Un article d'hominides.com, rendant compte de l'étude, nous donne cette explication plus grand public :
L’étude a donc permis de déterminer 23 traits morphologiques et fonctionnels sur ces ossements : structure interne et externe, mesures biométriques, indicateurs biomécaniques.
Toutes ces données ont été comparées à celles relevées sur un ensemble d’hominidés modernes (chimpanzés, gorilles, orangs-outans, Homo sapiens ) et anciens (Orrorin, Ardipithecus, australopithèques, membres du genre Homo).[...]
Il apparait que les données relevés sur Toumaï correspondent beaucoup plus à la lignée des homininés (Homo sapiens et ses ancêtres) que à celle des Paninés (lignée des chimpanzés), Cette espèce est donc apparue après la séparation des lignées il y a au maximum 10 millions d’années. De petite taille il devait peser entre 43 et 50 kg.
Les résultats de l’étude montrent que si Sahelanthropus tchadensis était bipède au sol mais qu’il se tenait également debout dans les arbres en s’aidant de ses membres. En effet c’est l’étude de son coude, semblable à celle de l’homme moderne, qui montre que Toumaï n’utilisait pas ses membres supérieurs pour pratiquer la quadrupédie au sol.
Vous trouverez un autre compte-rendu de cette étude sur le site du CNRS :
Du haut de ses 7 millions d’années, Sahelanthropus tchadensis est considérée comme la plus vieille espèce représentante de l’humanité. Sa description remonte à 2001 lorsqu’ont été découverts, par la Mission paléoanthropologique franco-tchadienne (MPFT), à Toros-Ménalla dans le désert du Djourab (Tchad), les vestiges de plusieurs individus, dont un crâne très bien préservé. Ce crâne, et en particulier l’orientation et la position antérieure du trou occipital où s’insère la colonne vertébrale, indique en effet un mode de locomotion sur deux jambes, soutenant qu’il était capable de bipédie .

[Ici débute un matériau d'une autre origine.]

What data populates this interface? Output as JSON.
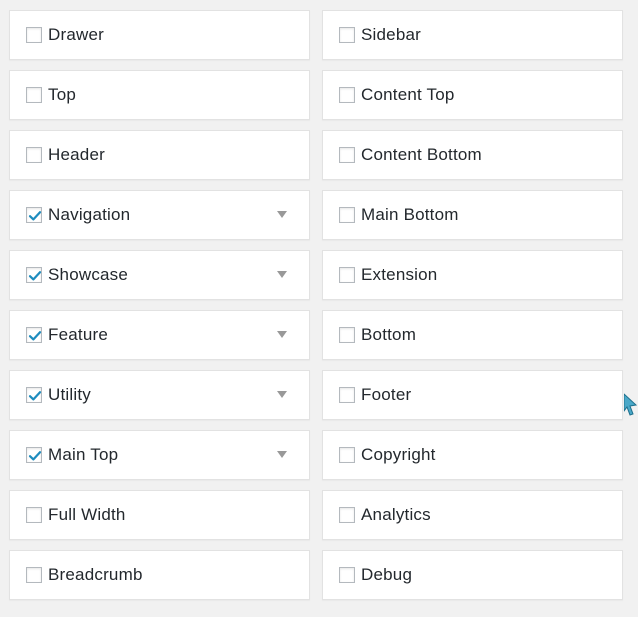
{
  "left_column": [
    {
      "label": "Drawer",
      "checked": false,
      "expandable": false
    },
    {
      "label": "Top",
      "checked": false,
      "expandable": false
    },
    {
      "label": "Header",
      "checked": false,
      "expandable": false
    },
    {
      "label": "Navigation",
      "checked": true,
      "expandable": true
    },
    {
      "label": "Showcase",
      "checked": true,
      "expandable": true
    },
    {
      "label": "Feature",
      "checked": true,
      "expandable": true
    },
    {
      "label": "Utility",
      "checked": true,
      "expandable": true
    },
    {
      "label": "Main Top",
      "checked": true,
      "expandable": true
    },
    {
      "label": "Full Width",
      "checked": false,
      "expandable": false
    },
    {
      "label": "Breadcrumb",
      "checked": false,
      "expandable": false
    }
  ],
  "right_column": [
    {
      "label": "Sidebar",
      "checked": false,
      "expandable": false
    },
    {
      "label": "Content Top",
      "checked": false,
      "expandable": false
    },
    {
      "label": "Content Bottom",
      "checked": false,
      "expandable": false
    },
    {
      "label": "Main Bottom",
      "checked": false,
      "expandable": false
    },
    {
      "label": "Extension",
      "checked": false,
      "expandable": false
    },
    {
      "label": "Bottom",
      "checked": false,
      "expandable": false
    },
    {
      "label": "Footer",
      "checked": false,
      "expandable": false
    },
    {
      "label": "Copyright",
      "checked": false,
      "expandable": false
    },
    {
      "label": "Analytics",
      "checked": false,
      "expandable": false
    },
    {
      "label": "Debug",
      "checked": false,
      "expandable": false
    }
  ],
  "colors": {
    "check": "#1e8cbe",
    "arrow": "#999999",
    "panel_bg": "#ffffff",
    "page_bg": "#f1f1f1"
  },
  "icons": {
    "checkmark": "checkmark-icon",
    "expand": "triangle-down-icon",
    "cursor": "mouse-pointer-icon"
  }
}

En plus du crâne, surnommé Toumaï, de fragments de mâchoires et de dents qui ont déjà fait l’objet de publications, la localité de Toros-Ménalla 266 (TM 266) a livré deux ulnae (ou cubitus, os de l’avant-bras) et un fémur (os de la cuisse). Ces os sont attribués à Sahelanthropus car aucun autre grand primate n’a été découvert sur le site. Cependant, il est impossible de savoir s’ils appartenaient au même individu que le crâne. Des paléontologues de l’Université de Poitiers, du CNRS, de l’Université de N’Djaména et du Centre national de recherche pour le développement (CNRD, Tchad) en publient une analyse complète dans Nature le 24 août 2022.
Le fémur et les ulnae ont été soumis à une batterie de mesures et d’analyses, concernant à la fois leur morphologie externe et leurs structures internes imagées par microtomographie : mesures biométriques, morphométrie, indicateurs biomécaniques... Ces données ont été comparées à celles d’un ensemble de spécimens de grands singes actuels et fossiles le plus large possible : chimpanzés, gorilles, orangs-outans, singes du Miocène, et membres du groupe humain (Orrorin, Ardipithecus, australopithèques, Homo anciens, Homo sapiens).

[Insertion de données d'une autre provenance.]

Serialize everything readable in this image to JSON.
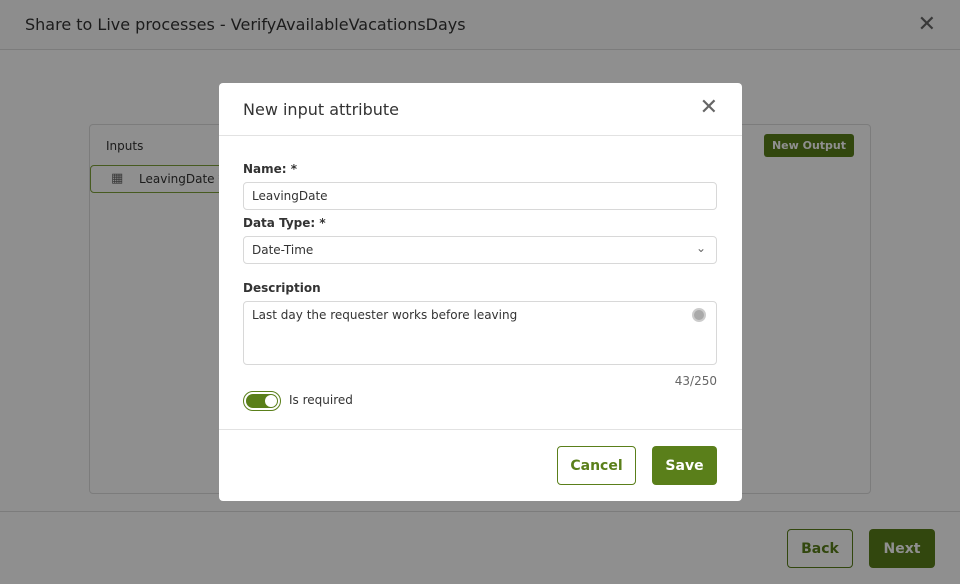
{
  "header": {
    "title": "Share to Live processes - VerifyAvailableVacationsDays",
    "close_icon": "close-icon"
  },
  "panel": {
    "inputs_label": "Inputs",
    "input_item": "LeavingDate *",
    "new_output": "New Output"
  },
  "footer": {
    "back": "Back",
    "next": "Next"
  },
  "modal": {
    "title": "New input attribute",
    "name_label": "Name: *",
    "name_value": "LeavingDate",
    "type_label": "Data Type: *",
    "type_value": "Date-Time",
    "desc_label": "Description",
    "desc_value": "Last day the requester works before leaving",
    "counter": "43/250",
    "required_label": "Is required",
    "required_on": true,
    "cancel": "Cancel",
    "save": "Save"
  },
  "colors": {
    "accent": "#5a7f1a"
  }
}
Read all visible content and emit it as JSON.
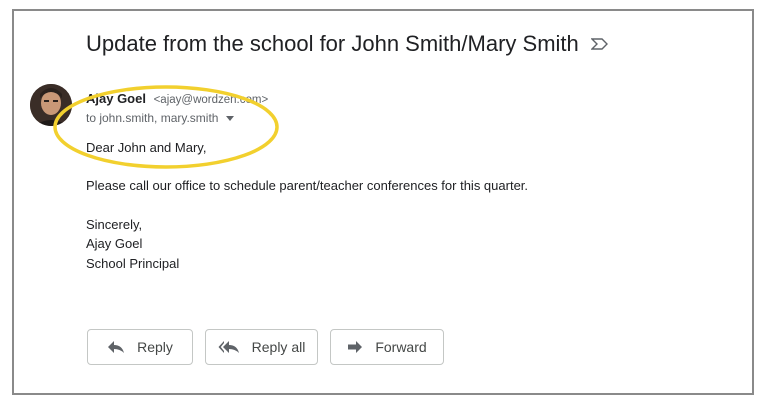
{
  "email": {
    "subject": "Update from the school for John Smith/Mary Smith",
    "sender_name": "Ajay Goel",
    "sender_email": "<ajay@wordzen.com>",
    "recipients": "to john.smith, mary.smith",
    "greeting": "Dear John and Mary,",
    "message": "Please call our office to schedule parent/teacher conferences for this quarter.",
    "signoff": "Sincerely,",
    "signature_name": "Ajay Goel",
    "signature_title": "School Principal"
  },
  "actions": {
    "reply_label": "Reply",
    "reply_all_label": "Reply all",
    "forward_label": "Forward"
  },
  "colors": {
    "highlight": "#f2d02e",
    "frame": "#8a8a8a"
  },
  "icons": [
    "label-icon",
    "avatar",
    "chevron-down-icon",
    "reply-icon",
    "reply-all-icon",
    "forward-icon"
  ]
}
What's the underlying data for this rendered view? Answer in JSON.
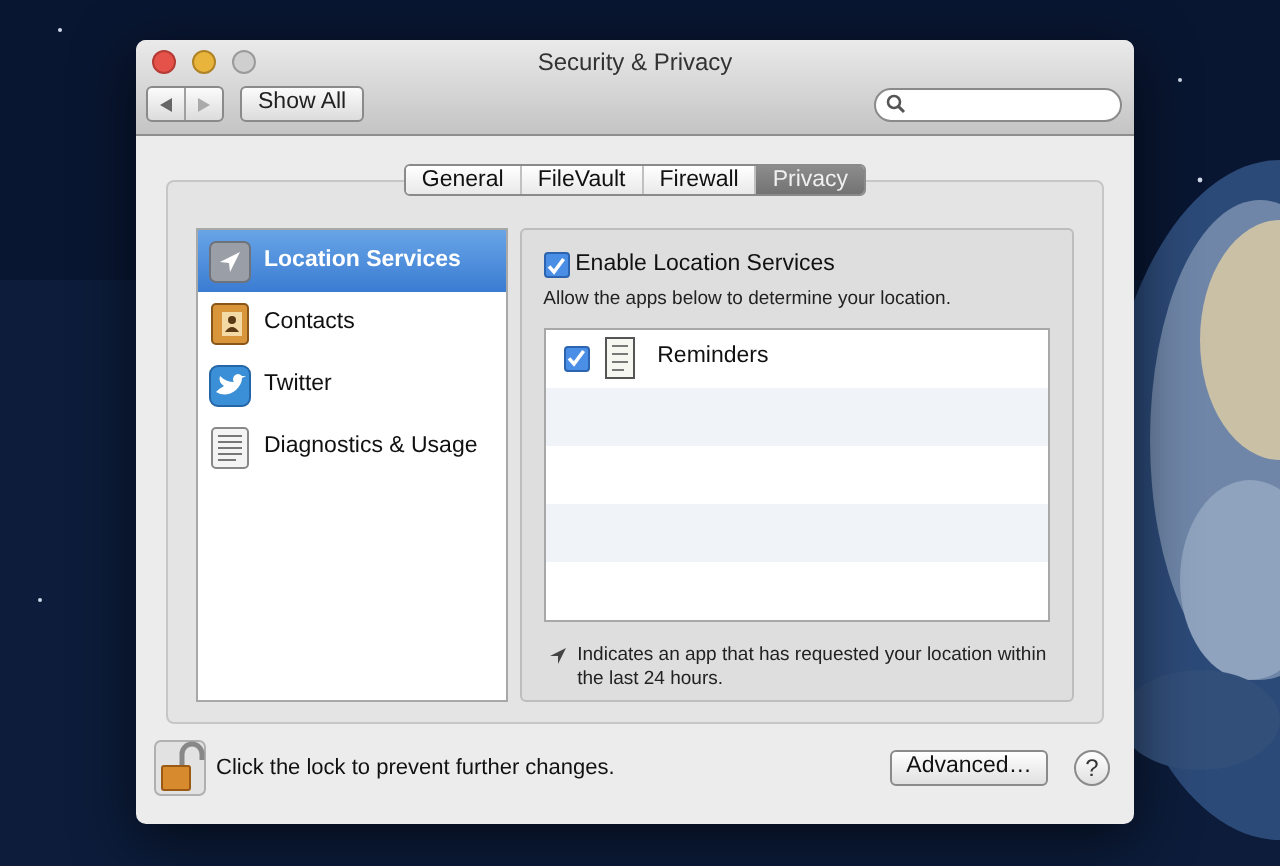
{
  "window": {
    "title": "Security & Privacy"
  },
  "toolbar": {
    "show_all": "Show All"
  },
  "tabs": [
    {
      "label": "General",
      "selected": false
    },
    {
      "label": "FileVault",
      "selected": false
    },
    {
      "label": "Firewall",
      "selected": false
    },
    {
      "label": "Privacy",
      "selected": true
    }
  ],
  "sidebar": {
    "items": [
      {
        "label": "Location Services",
        "kind": "location",
        "selected": true
      },
      {
        "label": "Contacts",
        "kind": "contacts",
        "selected": false
      },
      {
        "label": "Twitter",
        "kind": "twitter",
        "selected": false
      },
      {
        "label": "Diagnostics & Usage",
        "kind": "diagnostics",
        "selected": false
      }
    ]
  },
  "location": {
    "enable": {
      "label": "Enable Location Services",
      "checked": true
    },
    "description": "Allow the apps below to determine your location.",
    "apps": [
      {
        "name": "Reminders",
        "checked": true
      }
    ],
    "footnote": "Indicates an app that has requested your location within the last 24 hours."
  },
  "footer": {
    "lock": {
      "locked": false,
      "text": "Click the lock to prevent further changes."
    },
    "advanced": "Advanced…",
    "help": "?"
  }
}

La structure du fémur indique que Sahelanthropus était habituellement bipède pour des déplacements au sol, mais probablement aussi dans les arbres. D’après les ulnae, cette bipédie coexistait en milieu arboricole avec une quadrupédie assurée par des prises fermes de la main, différant clairement de celle des gorilles et des chimpanzés qui prennent appui sur le dos de leurs phalanges.
Les conclusions de l’étude, et notamment l’identification d’une bipédie habituelle, sont basées sur l’observation et la comparaison de plus d’une vingtaine de caractères du fémur et des ulnae. Elles constituent, de loin, l’interprétation la plus parcimonieuse de la combinaison de ces caractères. Toutes ces données renforcent le concept d’une locomotion bipède très précoce dans l’histoire de l’humanité, même si à ce stade d’autres modes de locomotion étaient également pratiqués.
Ce travail a notamment bénéficié de l’appui du ministère de l’Europe et des affaires étrangères, de l’État tchadien, de l’ANR, de la région Nouvelle-Aquitaine, du CNRS, de l’Université de Poitiers et des représentations françaises au Tchad. Il est dédié à la mémoire du très regretté Yves Coppens, précurseur et inspirateur des travaux de la MPFT dans le désert du Djourab.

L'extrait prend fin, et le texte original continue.